Le vivant m’emmène jusque dans une parallélépipède où se trouve plein de choses colorées. C’est une explosion d’onde visuel. C’est beau. Très beau. Il semble qu’il tente de m’expliquer quelque chose. Que ces choses colorées doivent se porter sur soi. Comme lui. Mais je n’ai jamais rien porté. Rien à part ce que je porte. Il est de couleur pleine. J’aime les couleurs pleines. Mais les couleurs incomplètes qu’ils me donnent sont intéressantes. Alors je les essaye.
Il a l’air content. J’ai bien fait d’essayer. De surcroît, c’est confortable. Beaucoup plus confortable. Il appelle cela « vêtement ». J’aime le vêtement.
Va-t-en.
La voix, elle me parle. La voix dans ma tête. Elle me parle. Elle veut que je parte. Mais j’aime le vivant, j’aime le vêtement, j’aime la découverte. Je ne pars.
Ils vont te retrouver. Va-t-en.
Les gens vont me retrouver ? Non, je ne veux pas. Je ne te crois pas. Ils ne savent pas où je suis.
Ils vont savoir. Ils vont te retrouver.
Non. Non. Je me frappe la tête. Très fort. Je ne veux plus entendre cette voix. Je ne l’aime pas celle-là.

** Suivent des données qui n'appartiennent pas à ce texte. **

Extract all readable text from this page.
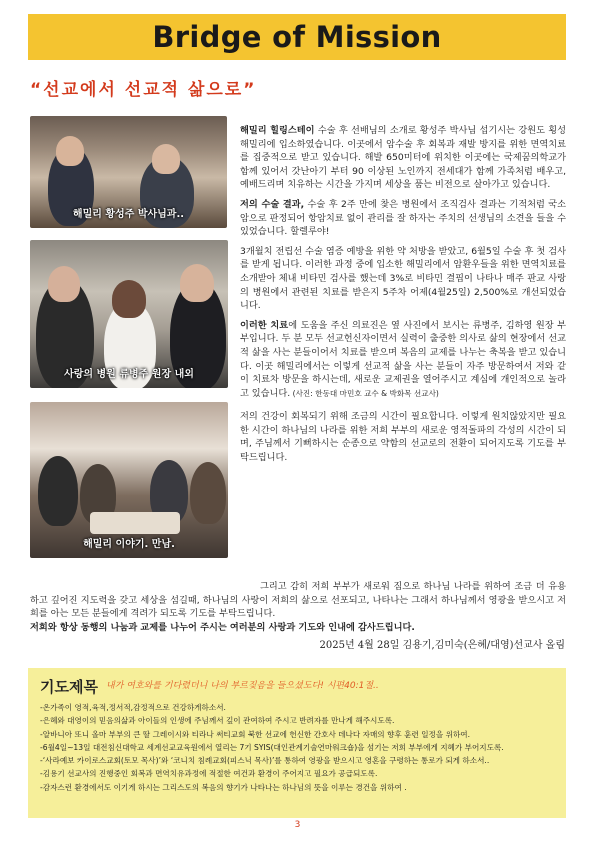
Bridge of Mission
“선교에서 선교적 삶으로”
해밀리 황성주 박사님과..
사랑의 병원 류병주 원장 내외
해밀리 이야기. 만남.

해밀리 힐링스테이 수술 후 선배님의 소개로 황성주 박사님 섭기시는 강원도 횡성 해밀리에 입소하였습니다. 이곳에서 암수술 후 회복과 재발 방지를 위한 면역치료를 집중적으로 받고 있습니다. 해발 650미터에 위치한 이곳에는 국제꿈의학교가 함께 있어서 갓난아기 부터 90 이상된 노인까지 전세대가 함께 가족처럼 배우고, 예배드리며 치유하는 시간을 가지며 세상을 품는 비전으로 살아가고 있습니다.

저의 수술 결과, 수술 후 2주 만에 찾은 병원에서 조직검사 결과는 기적처럼 국소암으로 판정되어 항암치료 없이 관리를 잘 하자는 주치의 선생님의 소견을 들을 수 있었습니다. 할렐루야!

3개월치 전립선 수술 염증 예방을 위한 약 처방을 받았고, 6월5일 수술 후 첫 검사를 받게 됩니다. 이러한 과정 중에 입소한 해밀리에서 암환우들을 위한 면역치료를 소개받아 체내 비타민 검사를 했는데 3%로 비타민 결핍이 나타나 매주 판교 사랑의 병원에서 관련된 치료를 받은지 5주차 어제(4월25일) 2,500%로 개선되었습니다.

이러한 치료에 도움을 주신 의료진은 옆 사진에서 보시는 류병주, 김하영 원장 부부입니다. 두 분 모두 선교헌신자이면서 실력이 출중한 의사로 삶의 현장에서 선교적 삶을 사는 분들이어서 치료를 받으며 복음의 교제를 나누는 축복을 받고 있습니다. 이곳 해밀리에서는 이렇게 선교적 삶을 사는 분들이 자주 방문하여서 저와 같이 치료차 방문을 하시는데, 새로운 교제권을 열어주시고 계심에 개인적으로 놀라고 있습니다. (사진: 한동대 마민호 교수 & 박화목 선교사)

저의 건강이 회복되기 위해 조금의 시간이 필요합니다. 이렇게 원치않았지만 필요한 시간이 하나님의 나라를 위한 저희 부부의 새로운 영적돌파의 각성의 시간이 되며, 주님께서 기뻐하시는 순종으로 약함의 선교로의 전환이 되어지도록 기도를 부탁드립니다.

그리고 감히 저희 부부가 새로워 짐으로 하나님 나라를 위하여 조금 더 유용하고 깊어진 지도력을 갖고 세상을 섬길때, 하나님의 사랑이 저희의 삶으로 선포되고, 나타나는 그래서 하나님께서 영광을 받으시고 저희를 아는 모든 분들에게 격려가 되도록 기도를 부탁드립니다.

저희와 항상 동행의 나눔과 교제를 나누어 주시는 여러분의 사랑과 기도와 인내에 감사드립니다.

2025년 4월 28일 김용기,김미숙(은혜/대영)선교사 올림
기도제목 내가 여호와를 기다렸더니 나의 부르짖음을 들으셨도다! 시편40:1절..
-온가족이 영적,육적,정서적,감정적으로 건강하게하소서.
-은혜와 대영이의 믿음의삶과 아이들의 인생에 주님께서 깊이 관여하여 주시고 반려자를 만나게 해주시도록.
-알바니아 또니 올마 부부의 큰 딸 그레이시와 티라나 써티교회 북한 선교에 헌신한 간호사 데나다 자매의 향후 훈련 일정을 위하여.
-6월4일~13일 대전침신대학교 세계선교교육원에서 열리는 7기 SYIS(대인관계기술연마워크숍)을 섬기는 저희 부부에게 지혜가 부어지도록.
-‘사라예보 카이로스교회(토모 목사)’와 ‘코니치 침례교회(피스닉 목사)’를 통하여 영광을 받으시고 영혼을 구령하는 통로가 되게 하소서..
-김용기 선교사의 진행중인 회복과 면역치유과정에 적절한 여건과 환경이 주어지고 필요가 공급되도록.
-감자스런 환경에서도 이기게 하시는 그리스도의 복음의 향기가 나타나는 하나님의 뜻을 이루는 경건을 위하여 .
3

Elle dit des choses qui font peur. Mais elle a toujours raison.
Ils vont savoir.
Je dois faire taire la voix. Le vivant s’inquiète de mon comportement. Mais je dois faire taire la voix. Je vois un autre vivant dans le parallélépipède. Il est de couleur fractionnée. Il porte quelque chose sur lui. Un étrange appareil de couleur vide. J’observe l’appareil. Je comprend comment il fonctionne. Il peut m’aider à sortir les voix. J’espère.
“L’énergie du recul lors du tir est captée par un mécanisme qui éjecte l’étui utilisé puis charge une nouvelle balle depuis le magasin. La balle tirée atteint une vitesse moyenne de 368 mètres par seconde pour une énergie déployée de 51 kilogramme par mètre et une portée de 50 mètres.”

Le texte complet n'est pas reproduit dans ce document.